羽毛

 ふとんの中綿素材としての「羽毛」の品質はどのようにして決まるのでしょうか?

日本では以下のチェック項目で決まっている、と言えます。

  • かさが高い
  • 臭いが少ない
  • 埃が少ない
  • 前、三項目が長持する

    (外国では、“臭い”の項目はあまり重要視されていないように聞いています。)

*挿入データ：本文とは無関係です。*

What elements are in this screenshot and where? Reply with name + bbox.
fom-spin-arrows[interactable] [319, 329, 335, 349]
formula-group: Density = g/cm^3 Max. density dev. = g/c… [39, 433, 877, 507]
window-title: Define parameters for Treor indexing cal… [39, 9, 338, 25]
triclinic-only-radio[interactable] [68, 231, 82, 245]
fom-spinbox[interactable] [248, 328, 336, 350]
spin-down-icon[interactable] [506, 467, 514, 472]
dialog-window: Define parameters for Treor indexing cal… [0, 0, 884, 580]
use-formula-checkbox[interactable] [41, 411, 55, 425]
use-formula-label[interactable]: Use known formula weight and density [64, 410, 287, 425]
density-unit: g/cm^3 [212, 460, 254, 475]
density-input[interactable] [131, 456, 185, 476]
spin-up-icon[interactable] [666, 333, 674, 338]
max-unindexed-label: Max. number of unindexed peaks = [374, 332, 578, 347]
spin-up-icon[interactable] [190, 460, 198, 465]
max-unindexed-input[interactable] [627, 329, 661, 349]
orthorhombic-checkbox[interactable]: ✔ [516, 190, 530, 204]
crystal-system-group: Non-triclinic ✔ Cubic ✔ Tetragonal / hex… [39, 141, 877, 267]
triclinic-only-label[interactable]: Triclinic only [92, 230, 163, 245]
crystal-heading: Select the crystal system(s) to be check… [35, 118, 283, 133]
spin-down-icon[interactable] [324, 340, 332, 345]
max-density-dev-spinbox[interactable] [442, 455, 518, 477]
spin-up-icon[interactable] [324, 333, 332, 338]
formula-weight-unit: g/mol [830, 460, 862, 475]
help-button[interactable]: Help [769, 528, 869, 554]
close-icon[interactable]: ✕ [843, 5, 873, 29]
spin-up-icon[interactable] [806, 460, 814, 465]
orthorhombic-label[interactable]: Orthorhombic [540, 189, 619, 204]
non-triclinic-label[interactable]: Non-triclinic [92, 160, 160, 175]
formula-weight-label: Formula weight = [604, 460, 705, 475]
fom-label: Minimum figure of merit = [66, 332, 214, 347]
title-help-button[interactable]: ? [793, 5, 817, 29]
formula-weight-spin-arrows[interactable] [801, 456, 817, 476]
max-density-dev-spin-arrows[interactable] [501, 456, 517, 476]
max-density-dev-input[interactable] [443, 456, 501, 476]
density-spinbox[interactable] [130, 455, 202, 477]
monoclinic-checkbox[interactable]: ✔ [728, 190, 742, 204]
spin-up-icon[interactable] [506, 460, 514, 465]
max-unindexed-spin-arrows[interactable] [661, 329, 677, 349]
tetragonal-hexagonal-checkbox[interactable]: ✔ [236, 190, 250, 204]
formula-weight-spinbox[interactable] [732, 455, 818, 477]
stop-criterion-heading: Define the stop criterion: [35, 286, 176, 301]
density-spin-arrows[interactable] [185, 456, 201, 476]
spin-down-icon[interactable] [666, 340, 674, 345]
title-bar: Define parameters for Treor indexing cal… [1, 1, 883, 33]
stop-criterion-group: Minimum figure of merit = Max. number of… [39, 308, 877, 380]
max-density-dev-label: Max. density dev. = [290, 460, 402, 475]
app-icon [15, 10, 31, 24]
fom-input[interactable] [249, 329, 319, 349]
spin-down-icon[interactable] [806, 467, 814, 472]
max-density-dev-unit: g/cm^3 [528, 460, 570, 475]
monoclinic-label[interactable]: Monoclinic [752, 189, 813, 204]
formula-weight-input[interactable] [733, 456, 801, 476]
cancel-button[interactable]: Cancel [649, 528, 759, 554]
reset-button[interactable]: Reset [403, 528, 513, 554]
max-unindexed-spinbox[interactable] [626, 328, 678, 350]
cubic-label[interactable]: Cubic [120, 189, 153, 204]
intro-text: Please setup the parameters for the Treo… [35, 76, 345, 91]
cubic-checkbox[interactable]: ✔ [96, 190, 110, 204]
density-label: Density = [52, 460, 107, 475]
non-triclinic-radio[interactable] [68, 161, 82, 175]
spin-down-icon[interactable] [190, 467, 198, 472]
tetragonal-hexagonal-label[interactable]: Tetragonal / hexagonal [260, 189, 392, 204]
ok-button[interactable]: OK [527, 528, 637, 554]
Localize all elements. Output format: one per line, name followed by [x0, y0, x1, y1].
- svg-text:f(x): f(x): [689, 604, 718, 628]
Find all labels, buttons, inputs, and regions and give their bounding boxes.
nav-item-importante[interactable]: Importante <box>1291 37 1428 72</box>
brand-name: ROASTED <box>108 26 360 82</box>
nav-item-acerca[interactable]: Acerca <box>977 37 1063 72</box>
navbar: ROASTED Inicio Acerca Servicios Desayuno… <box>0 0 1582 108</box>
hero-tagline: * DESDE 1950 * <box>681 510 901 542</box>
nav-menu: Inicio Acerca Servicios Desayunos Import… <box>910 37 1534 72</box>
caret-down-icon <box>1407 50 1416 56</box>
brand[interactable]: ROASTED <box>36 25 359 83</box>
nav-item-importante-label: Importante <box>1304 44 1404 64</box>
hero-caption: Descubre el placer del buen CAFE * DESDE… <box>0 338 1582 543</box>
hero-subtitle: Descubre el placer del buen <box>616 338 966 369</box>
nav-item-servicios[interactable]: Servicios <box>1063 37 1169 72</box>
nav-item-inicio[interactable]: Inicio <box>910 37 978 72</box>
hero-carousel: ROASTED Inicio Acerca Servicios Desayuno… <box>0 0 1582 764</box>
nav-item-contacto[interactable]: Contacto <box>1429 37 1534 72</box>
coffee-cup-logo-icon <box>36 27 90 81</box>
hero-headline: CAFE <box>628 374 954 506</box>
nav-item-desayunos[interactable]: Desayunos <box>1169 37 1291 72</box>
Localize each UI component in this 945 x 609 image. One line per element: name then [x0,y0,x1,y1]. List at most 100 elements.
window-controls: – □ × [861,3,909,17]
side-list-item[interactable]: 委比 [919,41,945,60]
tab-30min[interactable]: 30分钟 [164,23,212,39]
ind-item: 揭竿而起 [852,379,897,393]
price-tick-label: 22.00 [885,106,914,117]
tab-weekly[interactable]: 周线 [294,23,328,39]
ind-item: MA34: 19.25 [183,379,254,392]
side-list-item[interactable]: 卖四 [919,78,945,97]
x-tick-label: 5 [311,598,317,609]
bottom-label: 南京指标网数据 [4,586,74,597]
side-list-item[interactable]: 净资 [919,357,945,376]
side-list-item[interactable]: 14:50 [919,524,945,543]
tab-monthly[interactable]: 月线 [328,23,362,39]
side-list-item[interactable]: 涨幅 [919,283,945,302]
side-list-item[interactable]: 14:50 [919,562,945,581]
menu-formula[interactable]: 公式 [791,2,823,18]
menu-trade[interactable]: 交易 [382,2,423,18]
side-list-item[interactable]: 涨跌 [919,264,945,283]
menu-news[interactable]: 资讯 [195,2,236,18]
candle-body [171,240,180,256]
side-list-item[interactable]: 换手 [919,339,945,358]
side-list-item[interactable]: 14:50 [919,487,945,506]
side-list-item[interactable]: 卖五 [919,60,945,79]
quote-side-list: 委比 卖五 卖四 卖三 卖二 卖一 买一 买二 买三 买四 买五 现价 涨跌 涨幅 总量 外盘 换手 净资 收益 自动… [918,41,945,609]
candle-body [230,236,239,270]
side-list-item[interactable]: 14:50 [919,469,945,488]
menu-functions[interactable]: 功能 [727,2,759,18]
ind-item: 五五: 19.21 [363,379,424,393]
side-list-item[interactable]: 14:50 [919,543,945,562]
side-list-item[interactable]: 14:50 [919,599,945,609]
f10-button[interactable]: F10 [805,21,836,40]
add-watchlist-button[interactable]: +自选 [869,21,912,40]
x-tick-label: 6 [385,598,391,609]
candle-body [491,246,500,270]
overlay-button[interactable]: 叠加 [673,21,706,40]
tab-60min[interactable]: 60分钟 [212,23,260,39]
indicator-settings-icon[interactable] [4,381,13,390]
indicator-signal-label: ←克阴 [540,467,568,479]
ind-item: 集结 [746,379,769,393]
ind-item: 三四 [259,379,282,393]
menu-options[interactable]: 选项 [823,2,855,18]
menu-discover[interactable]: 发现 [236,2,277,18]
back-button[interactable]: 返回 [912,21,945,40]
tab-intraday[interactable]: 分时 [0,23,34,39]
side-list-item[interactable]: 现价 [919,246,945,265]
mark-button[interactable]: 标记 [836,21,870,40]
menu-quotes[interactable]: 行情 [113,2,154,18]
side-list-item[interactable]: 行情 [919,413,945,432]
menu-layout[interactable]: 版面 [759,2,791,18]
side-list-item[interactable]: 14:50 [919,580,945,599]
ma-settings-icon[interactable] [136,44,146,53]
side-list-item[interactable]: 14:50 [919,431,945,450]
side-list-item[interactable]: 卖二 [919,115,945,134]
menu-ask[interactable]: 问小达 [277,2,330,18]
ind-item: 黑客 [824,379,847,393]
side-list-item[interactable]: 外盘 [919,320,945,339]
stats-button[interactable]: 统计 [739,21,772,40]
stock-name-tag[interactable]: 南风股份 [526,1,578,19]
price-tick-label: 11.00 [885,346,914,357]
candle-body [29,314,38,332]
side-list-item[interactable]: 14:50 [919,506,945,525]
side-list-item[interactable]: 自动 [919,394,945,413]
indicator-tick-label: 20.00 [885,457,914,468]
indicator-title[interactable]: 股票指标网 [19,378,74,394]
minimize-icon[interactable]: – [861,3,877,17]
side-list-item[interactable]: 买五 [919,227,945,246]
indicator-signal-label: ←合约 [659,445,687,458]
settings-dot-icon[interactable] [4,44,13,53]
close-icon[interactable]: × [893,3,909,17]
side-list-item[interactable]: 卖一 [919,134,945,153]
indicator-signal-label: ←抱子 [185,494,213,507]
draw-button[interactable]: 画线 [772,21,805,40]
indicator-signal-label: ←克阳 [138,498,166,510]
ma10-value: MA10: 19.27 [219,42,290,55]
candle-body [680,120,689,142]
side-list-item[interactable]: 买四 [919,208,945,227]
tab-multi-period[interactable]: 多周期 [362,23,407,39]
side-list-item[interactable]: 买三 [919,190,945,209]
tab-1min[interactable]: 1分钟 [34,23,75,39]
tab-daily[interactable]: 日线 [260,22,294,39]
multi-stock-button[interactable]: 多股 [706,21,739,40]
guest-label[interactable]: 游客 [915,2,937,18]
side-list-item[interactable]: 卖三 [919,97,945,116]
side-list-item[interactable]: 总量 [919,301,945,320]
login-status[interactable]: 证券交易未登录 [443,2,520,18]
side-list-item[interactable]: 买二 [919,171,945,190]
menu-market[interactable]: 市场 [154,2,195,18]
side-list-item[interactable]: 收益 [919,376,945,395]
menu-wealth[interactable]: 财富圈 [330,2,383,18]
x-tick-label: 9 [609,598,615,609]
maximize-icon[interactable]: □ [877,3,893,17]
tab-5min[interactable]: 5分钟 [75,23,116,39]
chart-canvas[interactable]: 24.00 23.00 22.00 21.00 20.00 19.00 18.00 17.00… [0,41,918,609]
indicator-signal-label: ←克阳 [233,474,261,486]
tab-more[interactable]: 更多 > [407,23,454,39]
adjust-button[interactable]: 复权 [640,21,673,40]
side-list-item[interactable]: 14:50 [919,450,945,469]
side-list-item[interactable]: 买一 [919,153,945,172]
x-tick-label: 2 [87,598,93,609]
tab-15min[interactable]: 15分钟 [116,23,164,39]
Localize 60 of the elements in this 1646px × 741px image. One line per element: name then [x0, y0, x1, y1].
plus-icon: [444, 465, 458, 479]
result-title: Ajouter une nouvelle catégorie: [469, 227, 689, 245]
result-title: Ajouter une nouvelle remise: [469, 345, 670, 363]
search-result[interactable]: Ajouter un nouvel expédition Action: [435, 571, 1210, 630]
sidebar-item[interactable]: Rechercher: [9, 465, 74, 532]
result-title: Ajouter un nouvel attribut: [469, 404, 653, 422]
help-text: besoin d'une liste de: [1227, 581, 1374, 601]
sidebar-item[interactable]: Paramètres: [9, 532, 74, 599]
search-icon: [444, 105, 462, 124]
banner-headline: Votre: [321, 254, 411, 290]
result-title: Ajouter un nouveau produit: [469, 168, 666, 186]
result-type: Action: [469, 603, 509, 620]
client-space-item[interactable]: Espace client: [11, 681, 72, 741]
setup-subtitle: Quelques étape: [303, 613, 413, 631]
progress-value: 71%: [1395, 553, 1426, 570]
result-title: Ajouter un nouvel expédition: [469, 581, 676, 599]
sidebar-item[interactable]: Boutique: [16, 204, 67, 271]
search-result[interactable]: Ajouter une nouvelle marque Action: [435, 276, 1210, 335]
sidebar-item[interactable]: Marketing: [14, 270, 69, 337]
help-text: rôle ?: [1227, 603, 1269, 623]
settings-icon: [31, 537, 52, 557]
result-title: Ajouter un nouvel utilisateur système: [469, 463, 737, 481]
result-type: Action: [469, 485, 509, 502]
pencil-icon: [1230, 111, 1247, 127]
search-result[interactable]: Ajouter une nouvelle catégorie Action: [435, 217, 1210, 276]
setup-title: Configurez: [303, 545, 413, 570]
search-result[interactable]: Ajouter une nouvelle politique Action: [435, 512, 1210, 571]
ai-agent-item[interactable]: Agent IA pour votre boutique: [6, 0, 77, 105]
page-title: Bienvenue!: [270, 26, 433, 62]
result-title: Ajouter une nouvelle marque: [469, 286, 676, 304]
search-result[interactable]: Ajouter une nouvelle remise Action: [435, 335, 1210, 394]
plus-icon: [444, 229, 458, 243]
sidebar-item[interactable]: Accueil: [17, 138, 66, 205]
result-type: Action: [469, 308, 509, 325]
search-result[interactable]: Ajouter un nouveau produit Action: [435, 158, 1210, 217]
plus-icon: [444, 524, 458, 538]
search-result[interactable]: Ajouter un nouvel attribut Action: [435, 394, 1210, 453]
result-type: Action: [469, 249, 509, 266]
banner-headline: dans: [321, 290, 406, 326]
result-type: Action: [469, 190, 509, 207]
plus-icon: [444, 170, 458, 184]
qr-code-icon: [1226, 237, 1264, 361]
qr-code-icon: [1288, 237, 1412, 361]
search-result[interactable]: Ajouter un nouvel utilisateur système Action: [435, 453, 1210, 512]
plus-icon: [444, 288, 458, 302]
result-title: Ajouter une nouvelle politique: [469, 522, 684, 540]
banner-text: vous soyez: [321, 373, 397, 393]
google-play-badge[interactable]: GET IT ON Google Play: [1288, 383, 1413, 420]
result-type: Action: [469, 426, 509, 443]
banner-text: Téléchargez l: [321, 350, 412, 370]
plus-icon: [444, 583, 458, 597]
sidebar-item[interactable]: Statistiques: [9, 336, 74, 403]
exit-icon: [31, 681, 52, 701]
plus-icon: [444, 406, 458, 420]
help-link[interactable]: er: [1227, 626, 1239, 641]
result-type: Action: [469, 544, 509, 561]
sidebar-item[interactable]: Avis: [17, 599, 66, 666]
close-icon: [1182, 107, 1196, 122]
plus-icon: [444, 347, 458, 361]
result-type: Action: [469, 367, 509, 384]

  •  “かさが高い“と言うことは、充填量が少なくて済み、
    ふとんが軽くなる、と言うことになります。
    軽くて暖かい、と言うことは、
    羽毛ふとんの使命として重要です。

    かさ高性は、良質で大きなダウンボール(ワタ毛のことです)
    の構成比率が増すほど高い、といえます。

    一般的に、春に採れた羽毛は良い、と云われています。
    鳥が冬支度の為に、特に蓄えたものだから、と言うことで納得がいきます。

    ところで、食用のものの羽毛は、未成熟なダウンボールが多いようです。
    これは、若鳥 ( 肉が柔らかい ) のうちに採られるからでしょう。

    また、”ハンドピック”とか”手摘”みと呼ばれている羽毛は
    それを採集する為に育てられた鳥から集められたものです。
    ですから、通常、ダウンボールは大きいです。

    ”ハンドピック”の中でも”
    マザーグース・ハンドピック”のダウンボールは大きいです。
    マザーグースは、次世代誕生の為に選ばれたハイブリッドで、
    しかも生育期間が通常のものより長い、と言うことで肯けるところです。

    詰まる所、

    より寒い地域で!
    冬支度を済ませた!
    大人の!
    水鳥の羽毛!
    が良質。


    と言えるのではないでしょうか。

     “臭い“と“埃“の問題は、主に洗浄工程に関わりが在ります。

    羽毛は、ふとんになる前に洗われます。
    そして、汚れや不純物が取り除かれます。

    この際、強い洗剤を用いれば”臭い”の問題も、おおよそ解決するのですが、
    羽毛の油分を取り除きすぎると、
    羽毛の老化を速めることになり、
    将来的には、”埃”や”かさ高性の持続”にも影響を与えます。

    必要な油分を残し、洗浄の目的を達成することが、各メーカーの腕の見せ所といえます。

    全体的な品質の向上を考えますと、
    かすかな“臭い”であれば、目を瞑ったほうが得策のように思われます。

    “に関しては、“すすぎ“を如何に丁寧に行うか、
    また、“乾燥段階“で、如何に埃を取り除くか、
    が、重要なポイントとなります。

     かさ高性・臭いの少なさ・埃の少なさの
    長持の程度は、
    洗浄工程での、仕事の丁寧さ・技術力の高さ、に依存します。

    結局、「羽毛の品質」を決定するものは、
    羽毛が持つ「本来の素質」と、
    「洗浄工程の仕事の品質」である、と言えます。